ABSTRACT
Chapters 4 and 5 touched on the tension in contemporary industrialized societies between the Enlightenment, or turn to reason, and its disenchantment of the world, or loss of spirituality, meaning, a higher realm. As Charles Taylor (1989, p413) suggests, Enlightenment and Romanticism are still in battle today as the ‘struggle between the technologically and the ecologically oriented’. It would appear that a rather base form of Enlightenment is winning this battle, in the form of instrumentalism. Marx (1965, p72) presciently foresaw the fetishism of commodities, the way in which capitalism encourages us to treat people as things and value ourselves by the goods and services we can acquire (see also Taylor, 1989, p500). The ‘end of history’ (Fukuyama, 1992) is one label given to the global spread of capitalist production and neo-liberal ideologies, trumpeted in the transformation of formerly communist economies and the success story of the ‘Asian dragons’ and their expanding middle classes. A mass of information and cultural production saturates our daily lives and seeps into our psyches, commodifying our subjectivities and social relations, as Naomi Klein (2000) argues in No Logo. She links the spread of multinational capitalist production throughout the world with its colonization of public spaces (schools, streetscapes, cultural performances), so that we identify
ourselves through our consumption of particular brand names.
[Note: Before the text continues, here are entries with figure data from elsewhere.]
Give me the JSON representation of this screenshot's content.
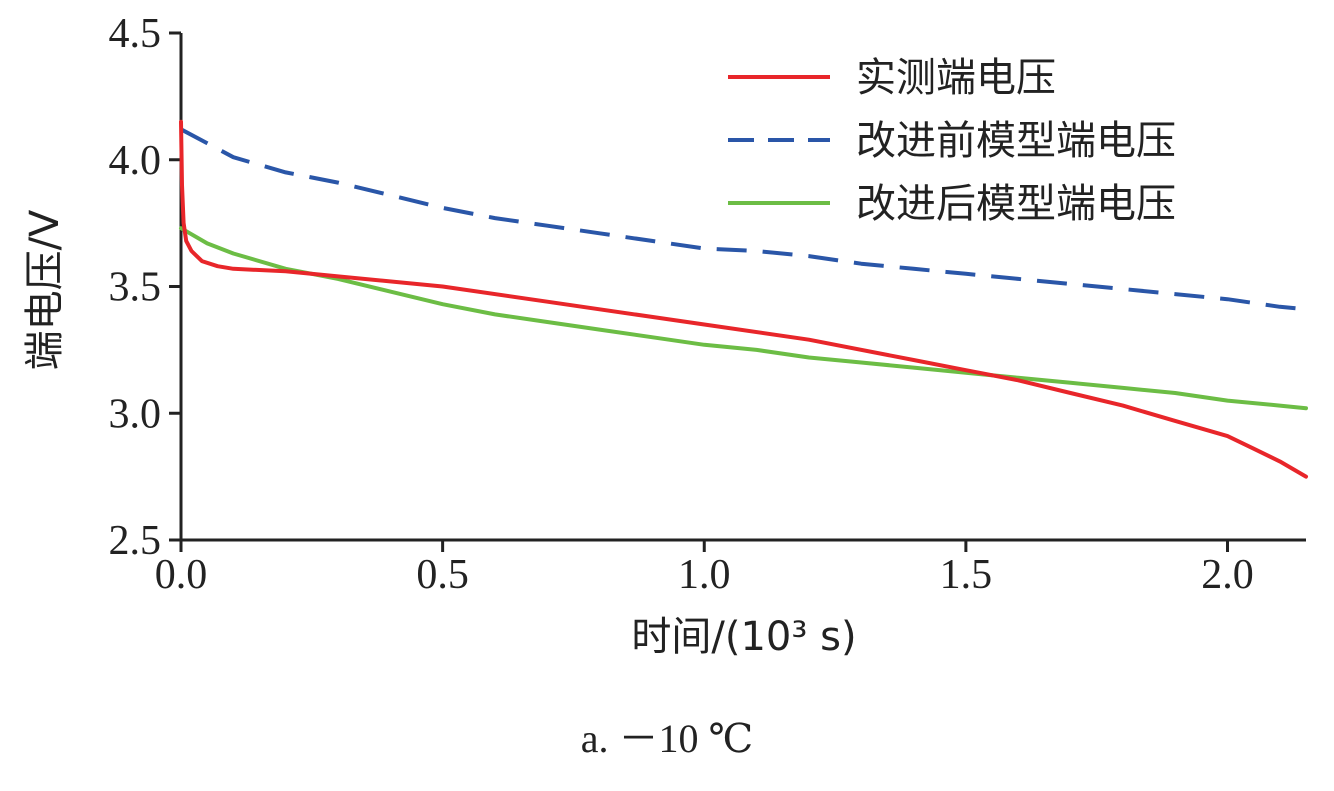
{
  "chart_data": {
    "type": "line",
    "title": "",
    "caption": "a. －10 ℃",
    "xlabel": "时间/(10³ s)",
    "ylabel": "端电压/V",
    "xlim": [
      0,
      2.15
    ],
    "ylim": [
      2.5,
      4.5
    ],
    "xticks": [
      0.0,
      0.5,
      1.0,
      1.5,
      2.0
    ],
    "xtick_labels": [
      "0.0",
      "0.5",
      "1.0",
      "1.5",
      "2.0"
    ],
    "yticks": [
      2.5,
      3.0,
      3.5,
      4.0,
      4.5
    ],
    "ytick_labels": [
      "2.5",
      "3.0",
      "3.5",
      "4.0",
      "4.5"
    ],
    "grid": false,
    "legend_position": "top-right",
    "series": [
      {
        "name": "实测端电压",
        "color": "#e8262a",
        "style": "solid",
        "x": [
          0.0,
          0.002,
          0.005,
          0.01,
          0.02,
          0.04,
          0.07,
          0.1,
          0.2,
          0.3,
          0.5,
          0.7,
          0.9,
          1.0,
          1.2,
          1.4,
          1.5,
          1.6,
          1.7,
          1.8,
          1.9,
          2.0,
          2.05,
          2.1,
          2.15
        ],
        "y": [
          4.15,
          3.9,
          3.75,
          3.68,
          3.64,
          3.6,
          3.58,
          3.57,
          3.56,
          3.54,
          3.5,
          3.44,
          3.38,
          3.35,
          3.29,
          3.21,
          3.17,
          3.13,
          3.08,
          3.03,
          2.97,
          2.91,
          2.86,
          2.81,
          2.75
        ]
      },
      {
        "name": "改进前模型端电压",
        "color": "#2a56a8",
        "style": "dashed",
        "x": [
          0.0,
          0.1,
          0.2,
          0.3,
          0.4,
          0.5,
          0.6,
          0.7,
          0.8,
          0.9,
          1.0,
          1.1,
          1.2,
          1.3,
          1.4,
          1.5,
          1.6,
          1.7,
          1.8,
          1.9,
          2.0,
          2.1,
          2.15
        ],
        "y": [
          4.12,
          4.01,
          3.95,
          3.91,
          3.86,
          3.81,
          3.77,
          3.74,
          3.71,
          3.68,
          3.65,
          3.64,
          3.62,
          3.59,
          3.57,
          3.55,
          3.53,
          3.51,
          3.49,
          3.47,
          3.45,
          3.42,
          3.41
        ]
      },
      {
        "name": "改进后模型端电压",
        "color": "#6cbd45",
        "style": "solid",
        "x": [
          0.0,
          0.05,
          0.1,
          0.2,
          0.3,
          0.4,
          0.5,
          0.6,
          0.7,
          0.8,
          0.9,
          1.0,
          1.1,
          1.2,
          1.3,
          1.4,
          1.5,
          1.6,
          1.7,
          1.8,
          1.9,
          2.0,
          2.1,
          2.15
        ],
        "y": [
          3.73,
          3.67,
          3.63,
          3.57,
          3.53,
          3.48,
          3.43,
          3.39,
          3.36,
          3.33,
          3.3,
          3.27,
          3.25,
          3.22,
          3.2,
          3.18,
          3.16,
          3.14,
          3.12,
          3.1,
          3.08,
          3.05,
          3.03,
          3.02
        ]
      }
    ]
  }
}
We become Branded, as Quart (2003) discusses for teenagers in the US. ‘(B)y adulthood the average American can identify 1000 corporate logos, which they began to recognize at the age of six months, but only ten plants’ (Kilbourne, 2003, p7). Commodification is expressed in the increased requirements of a good life: a second colour television set was felt necessary by 10 per cent of respondents in a Roper poll in 1975 and 28 per cent in 1991; the importance of a lot of money increased from 38 per cent to 55 per cent, while that of a happy marriage declined from 84 per cent to 77 per cent (Hochschild, 2003, p144).